3. Le redevable d’une imposition est sans intérêt et, par suite, irrecevable à saisir le juge administratif pour contester un avis à tiers détenteur qui n’a pas eu d’effet sur le recouvrement d’impositions, du fait notamment du solde débiteur du compte géré par un établissement bancaire ou de l’absence de fonds détenus par le tiers saisi.
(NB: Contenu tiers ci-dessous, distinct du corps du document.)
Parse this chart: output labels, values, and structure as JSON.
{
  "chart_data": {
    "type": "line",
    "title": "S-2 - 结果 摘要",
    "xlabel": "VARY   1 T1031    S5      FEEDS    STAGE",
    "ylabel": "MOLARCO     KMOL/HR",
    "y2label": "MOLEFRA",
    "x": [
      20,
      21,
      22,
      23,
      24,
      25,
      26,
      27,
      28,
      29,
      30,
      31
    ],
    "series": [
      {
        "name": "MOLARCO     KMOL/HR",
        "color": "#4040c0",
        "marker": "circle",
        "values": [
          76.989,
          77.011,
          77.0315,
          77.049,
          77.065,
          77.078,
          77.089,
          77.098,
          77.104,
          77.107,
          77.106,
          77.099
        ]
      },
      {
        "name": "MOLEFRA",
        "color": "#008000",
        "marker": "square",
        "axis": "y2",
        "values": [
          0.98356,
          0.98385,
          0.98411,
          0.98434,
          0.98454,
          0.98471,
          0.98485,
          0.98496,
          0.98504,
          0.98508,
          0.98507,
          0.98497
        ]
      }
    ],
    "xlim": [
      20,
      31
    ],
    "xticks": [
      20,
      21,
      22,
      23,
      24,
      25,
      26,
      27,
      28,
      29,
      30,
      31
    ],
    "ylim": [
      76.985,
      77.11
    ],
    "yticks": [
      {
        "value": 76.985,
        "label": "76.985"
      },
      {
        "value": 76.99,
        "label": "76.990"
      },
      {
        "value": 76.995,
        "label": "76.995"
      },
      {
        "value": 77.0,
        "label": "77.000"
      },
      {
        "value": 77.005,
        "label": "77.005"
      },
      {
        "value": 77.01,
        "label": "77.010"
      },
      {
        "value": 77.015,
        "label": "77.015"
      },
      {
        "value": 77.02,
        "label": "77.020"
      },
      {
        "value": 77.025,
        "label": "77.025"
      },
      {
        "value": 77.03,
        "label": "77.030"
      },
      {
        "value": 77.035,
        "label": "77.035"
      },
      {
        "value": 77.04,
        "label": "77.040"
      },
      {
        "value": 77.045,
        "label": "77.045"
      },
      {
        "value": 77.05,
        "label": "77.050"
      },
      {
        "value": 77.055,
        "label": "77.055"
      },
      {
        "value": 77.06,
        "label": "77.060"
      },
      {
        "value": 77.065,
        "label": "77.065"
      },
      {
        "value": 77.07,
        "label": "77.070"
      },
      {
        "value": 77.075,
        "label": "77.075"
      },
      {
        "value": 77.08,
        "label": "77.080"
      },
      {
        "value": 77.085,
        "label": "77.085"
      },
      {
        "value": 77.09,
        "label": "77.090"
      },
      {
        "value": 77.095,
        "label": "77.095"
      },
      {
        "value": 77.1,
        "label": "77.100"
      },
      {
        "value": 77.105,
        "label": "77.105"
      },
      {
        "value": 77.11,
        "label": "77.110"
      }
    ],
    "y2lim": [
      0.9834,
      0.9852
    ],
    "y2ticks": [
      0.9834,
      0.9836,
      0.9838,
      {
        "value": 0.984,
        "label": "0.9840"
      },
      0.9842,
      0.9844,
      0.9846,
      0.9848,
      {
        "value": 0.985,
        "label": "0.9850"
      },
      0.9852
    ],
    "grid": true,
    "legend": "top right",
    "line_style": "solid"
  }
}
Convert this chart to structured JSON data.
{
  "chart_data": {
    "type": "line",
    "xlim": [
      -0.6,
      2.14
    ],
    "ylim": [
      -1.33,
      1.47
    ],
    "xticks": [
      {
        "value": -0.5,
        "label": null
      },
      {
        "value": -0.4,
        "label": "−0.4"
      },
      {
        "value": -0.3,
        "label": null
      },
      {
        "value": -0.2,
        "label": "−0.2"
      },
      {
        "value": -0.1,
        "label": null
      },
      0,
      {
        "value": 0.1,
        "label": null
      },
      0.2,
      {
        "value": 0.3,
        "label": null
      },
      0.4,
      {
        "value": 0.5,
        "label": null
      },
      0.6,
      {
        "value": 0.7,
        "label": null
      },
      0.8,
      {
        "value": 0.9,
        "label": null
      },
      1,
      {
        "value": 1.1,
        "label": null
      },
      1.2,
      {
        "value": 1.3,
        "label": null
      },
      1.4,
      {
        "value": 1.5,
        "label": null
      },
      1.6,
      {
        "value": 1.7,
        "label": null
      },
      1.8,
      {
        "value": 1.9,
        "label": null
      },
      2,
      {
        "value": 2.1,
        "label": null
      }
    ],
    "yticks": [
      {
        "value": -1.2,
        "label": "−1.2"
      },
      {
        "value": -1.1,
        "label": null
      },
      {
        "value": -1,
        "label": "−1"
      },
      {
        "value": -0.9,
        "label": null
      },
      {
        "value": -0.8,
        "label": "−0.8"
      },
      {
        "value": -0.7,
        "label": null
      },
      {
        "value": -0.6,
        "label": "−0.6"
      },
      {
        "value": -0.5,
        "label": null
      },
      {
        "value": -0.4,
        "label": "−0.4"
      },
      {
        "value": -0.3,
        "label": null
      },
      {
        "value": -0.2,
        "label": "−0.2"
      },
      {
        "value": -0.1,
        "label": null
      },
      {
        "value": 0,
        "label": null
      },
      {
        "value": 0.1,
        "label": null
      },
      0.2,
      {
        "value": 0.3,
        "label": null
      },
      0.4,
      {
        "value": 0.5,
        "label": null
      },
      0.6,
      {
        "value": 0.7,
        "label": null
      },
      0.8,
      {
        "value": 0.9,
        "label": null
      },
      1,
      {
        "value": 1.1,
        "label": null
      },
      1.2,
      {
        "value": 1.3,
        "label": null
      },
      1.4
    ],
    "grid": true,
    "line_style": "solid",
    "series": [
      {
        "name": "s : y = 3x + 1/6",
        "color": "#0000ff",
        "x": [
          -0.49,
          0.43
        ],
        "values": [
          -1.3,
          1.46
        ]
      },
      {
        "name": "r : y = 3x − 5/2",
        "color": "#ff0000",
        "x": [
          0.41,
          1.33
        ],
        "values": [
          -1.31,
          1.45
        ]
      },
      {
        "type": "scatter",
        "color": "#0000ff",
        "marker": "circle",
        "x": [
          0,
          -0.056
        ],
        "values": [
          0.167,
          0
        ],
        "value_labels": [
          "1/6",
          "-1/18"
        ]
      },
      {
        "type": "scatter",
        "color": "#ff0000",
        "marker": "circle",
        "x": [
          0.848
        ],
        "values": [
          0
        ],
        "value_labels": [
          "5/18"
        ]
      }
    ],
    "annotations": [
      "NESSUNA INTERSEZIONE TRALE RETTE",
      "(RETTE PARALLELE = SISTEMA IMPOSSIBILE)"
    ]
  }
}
4. Il résulte de l’instruction que Mme B... a formé une réclamation contre l’avis de saisie administrative à tiers détenteur notifié le 8 septembre 2023. La décision du 21 novembre 2023 rejetant cette réclamation indique que cet acte de poursuite s’inscrit « dans le cadre de la distribution du prix d’adjudication intervenue à la suite de la procédure de saisie immobilière visant l’immeuble sis à La Grande Motte », avant de préciser que « le projet de distribution fait apparaître que le créancier poursuivant (…) a absorbé l’intégralité du prix de vente » et de relever « l’absence de fonds détenus par le tiers ». La requérante ne conteste pas sérieusement que cet avis de saisie administrative à tiers détenteur n’a eu aucun effet sur le recouvrement d’impositions en raison de l’absence de fonds détenus par le tiers saisi. Dans ces conditions, et eu égard à ce qui a été dit au point précédent, Mme B... est, ainsi que le fait valoir en défense le directeur départemental des finances publiques de Vaucluse, sans intérêt et, par suite, irrecevable à saisir le tribunal administratif d’une contestation dirigée contre la saisie administrative à tiers détenteur mentionnée ci-dessus.


5. Il résulte de tout ce qui précède que la requête de Mme B... doit être rejetée.


D É C I D E :


Article 1er : La requête de Mme B... est rejetée.

Article 2 : Le présent jugement sera notifié à Mme A... B... et au directeur départemental des finances publiques de Vaucluse.


Délibéré après l’audience du 6 février 2026, à laquelle siégeaient :

M. Peretti, président,
M. Mouret, premier conseiller,
Mme Hoenen, conseillère.


Rendu public par mise à disposition au greffe le 20 février 2026.

Le rapporteur,





R. MOURETLe président,





P. PERETTI
Le greffier,





D. BERTHOD
La République mande et ordonne au ministre de l’économie, des finances et de la souveraineté industrielle, énergétique et numérique en ce qui le concerne ou à tous commissaires de justice à ce requis en ce qui concerne les voies de droit commun contre les parties privées, de pourvoir à l’exécution de la présente décision.